Just finished Intellectuals by Paul Johnson. He gives an excellent view into the lives of many intellectuals who have dramatically shaped the world we live in. They include: Rousseau, Shelley, Marx, Ibsen, Tolstoy, Hemingway, Brecht, Russell, Sarte, Edmund Wilson, Victor Gallancz, Lillian Hellman, Orwell and Connolly.
Nearly all them were communists and libertines. They loved mankind but not men, particularly the kind of man called woman. Most of these men led grotesque lives, had numerous affairs, insisted on open marriages (except for their spouses), were over their heads in debt and manipulated every friendship for their own benefit. Clearly not models to fashion a movement after. And yet, they were hugely influential.
Their stories remind me much of the times in which we live. We are not even a century past the horrors of Stalin's Russia, Mao's China and Hitler's Germany, and already we are diving headlong back into the utopian bliss of blatant socialism under our erstwhile dictator intellectual wannabe. His utopian ideas are indeed dangerous. Maybe those times will change in the next election cycle. If not, judging from the past, there will be blood.
The final paragraph of this book is simply outstanding and worth quoting.

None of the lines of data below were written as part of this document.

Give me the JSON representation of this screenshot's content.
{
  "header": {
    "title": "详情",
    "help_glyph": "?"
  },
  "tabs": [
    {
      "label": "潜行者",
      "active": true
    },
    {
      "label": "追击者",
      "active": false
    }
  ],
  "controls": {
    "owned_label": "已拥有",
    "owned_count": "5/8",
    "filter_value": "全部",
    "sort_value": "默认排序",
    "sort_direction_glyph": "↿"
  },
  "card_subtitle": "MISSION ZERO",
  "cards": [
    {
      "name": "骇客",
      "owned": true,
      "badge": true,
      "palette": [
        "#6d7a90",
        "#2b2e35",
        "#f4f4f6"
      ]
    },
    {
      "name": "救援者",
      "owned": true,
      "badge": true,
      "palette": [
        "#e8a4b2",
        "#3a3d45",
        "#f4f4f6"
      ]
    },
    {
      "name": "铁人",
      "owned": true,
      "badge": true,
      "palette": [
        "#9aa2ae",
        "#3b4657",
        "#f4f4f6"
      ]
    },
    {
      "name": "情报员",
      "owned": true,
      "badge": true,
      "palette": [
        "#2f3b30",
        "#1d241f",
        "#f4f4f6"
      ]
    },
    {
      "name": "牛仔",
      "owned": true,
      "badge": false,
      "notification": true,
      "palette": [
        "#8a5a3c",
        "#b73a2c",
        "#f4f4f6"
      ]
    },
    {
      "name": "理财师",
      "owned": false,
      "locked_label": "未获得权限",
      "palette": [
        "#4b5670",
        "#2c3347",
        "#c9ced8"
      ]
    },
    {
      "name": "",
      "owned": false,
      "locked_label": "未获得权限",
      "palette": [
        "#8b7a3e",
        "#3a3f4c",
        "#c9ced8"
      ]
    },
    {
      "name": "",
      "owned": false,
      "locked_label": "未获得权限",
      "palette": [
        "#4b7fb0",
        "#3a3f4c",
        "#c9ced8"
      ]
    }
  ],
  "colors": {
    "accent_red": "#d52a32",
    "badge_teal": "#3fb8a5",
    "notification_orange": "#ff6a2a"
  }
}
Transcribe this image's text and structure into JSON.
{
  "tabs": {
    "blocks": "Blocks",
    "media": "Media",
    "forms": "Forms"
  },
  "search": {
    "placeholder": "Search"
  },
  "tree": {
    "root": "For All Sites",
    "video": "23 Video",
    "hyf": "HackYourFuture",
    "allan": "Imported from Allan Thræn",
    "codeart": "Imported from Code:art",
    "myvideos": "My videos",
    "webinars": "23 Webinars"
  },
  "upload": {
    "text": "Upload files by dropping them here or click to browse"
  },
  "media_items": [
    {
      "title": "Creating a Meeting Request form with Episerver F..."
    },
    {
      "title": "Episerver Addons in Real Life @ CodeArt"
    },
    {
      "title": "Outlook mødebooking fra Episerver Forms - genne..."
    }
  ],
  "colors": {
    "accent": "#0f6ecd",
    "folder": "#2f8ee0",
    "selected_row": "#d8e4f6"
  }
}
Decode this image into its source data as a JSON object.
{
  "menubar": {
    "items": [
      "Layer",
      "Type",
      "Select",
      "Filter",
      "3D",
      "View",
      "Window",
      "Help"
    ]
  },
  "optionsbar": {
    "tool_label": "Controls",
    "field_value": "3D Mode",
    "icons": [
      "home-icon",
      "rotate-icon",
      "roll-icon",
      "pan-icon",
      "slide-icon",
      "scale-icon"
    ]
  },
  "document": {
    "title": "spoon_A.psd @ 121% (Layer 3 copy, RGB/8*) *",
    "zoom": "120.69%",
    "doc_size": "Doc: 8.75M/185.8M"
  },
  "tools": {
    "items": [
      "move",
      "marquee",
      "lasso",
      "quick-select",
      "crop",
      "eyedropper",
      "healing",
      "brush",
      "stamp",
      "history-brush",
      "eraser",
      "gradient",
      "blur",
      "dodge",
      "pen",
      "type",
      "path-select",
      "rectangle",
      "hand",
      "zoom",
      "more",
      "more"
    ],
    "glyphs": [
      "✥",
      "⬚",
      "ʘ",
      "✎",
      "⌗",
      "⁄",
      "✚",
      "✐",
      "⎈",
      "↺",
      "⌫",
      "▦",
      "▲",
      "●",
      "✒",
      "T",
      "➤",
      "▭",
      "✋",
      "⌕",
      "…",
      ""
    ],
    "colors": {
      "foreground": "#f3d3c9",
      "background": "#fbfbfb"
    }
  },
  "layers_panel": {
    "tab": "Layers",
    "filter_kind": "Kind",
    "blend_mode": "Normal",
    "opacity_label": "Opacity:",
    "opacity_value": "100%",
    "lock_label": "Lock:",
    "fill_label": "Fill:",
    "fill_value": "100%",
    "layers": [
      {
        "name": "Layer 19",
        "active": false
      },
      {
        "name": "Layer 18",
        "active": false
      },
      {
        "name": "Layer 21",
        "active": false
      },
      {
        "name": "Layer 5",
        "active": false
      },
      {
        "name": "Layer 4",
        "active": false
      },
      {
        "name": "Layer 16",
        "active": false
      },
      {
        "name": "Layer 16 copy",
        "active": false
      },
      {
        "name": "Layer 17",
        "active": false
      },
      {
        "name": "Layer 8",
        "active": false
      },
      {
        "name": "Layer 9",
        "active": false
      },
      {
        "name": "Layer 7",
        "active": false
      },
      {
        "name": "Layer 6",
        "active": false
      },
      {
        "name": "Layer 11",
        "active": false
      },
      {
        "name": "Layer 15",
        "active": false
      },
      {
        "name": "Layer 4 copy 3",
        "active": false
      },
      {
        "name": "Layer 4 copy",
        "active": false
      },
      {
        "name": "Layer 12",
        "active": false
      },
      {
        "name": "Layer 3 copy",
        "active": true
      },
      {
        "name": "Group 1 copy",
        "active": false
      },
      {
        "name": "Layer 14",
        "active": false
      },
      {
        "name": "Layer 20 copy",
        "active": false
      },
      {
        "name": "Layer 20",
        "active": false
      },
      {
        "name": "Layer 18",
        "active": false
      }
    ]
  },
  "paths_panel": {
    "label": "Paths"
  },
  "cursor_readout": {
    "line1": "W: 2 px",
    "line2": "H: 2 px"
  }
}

"What conclusions should be drawn? Readers will judge for themselves. But I think I detect today a certain public scepticism when intellectuals stand up to preach to us, a growing tendency among ordinary people to dispute the right of academics, writers and philosophers, eminent though they may be, to tell us how to behave and conduct our affairs. The belief seems to be spreading that intellectuals are not wiser as mentors, or worthier as exemplars, than the witch doctors or priests of old. I share that scepticism. A dozen people picked at random off the street are at least as likely to offer sensible views on moral and political matters as a cross-section of the intelligenstia. But I would go further. Of of the principal lessons of our tragic century, which has seen so many millions of innocent lives sacrificed in schemes to improve the lot of humanity, is - beware intellectuals. Not merely should they be kept well away from the levers of power, they should also be objects of particular suspicion when they seek to offer collective advice. Beware committees, conferences and leagues of intellectuals. Distrust public statements issued from their serried ranks. Discount their verdicts on political leaders and important events. For intellectuals, far from being highly individualistic and no-conformist people, follow certain regular patterns of behavior. Taken as a group, they are fore often ultra-conformist within the circles formed by those whose approval they seek and value. That is what makes them, en masse, so dangerous, for it enables them to create climates of opinion and prevailing orthodoxies, which they themselves often generate irrational and destructive courses of action. Above all, we must at all time remember what intellectuals habitually forget: that people matter more than concepts and must come first. The worst of all despotisms is the heartless tyranny of ideas."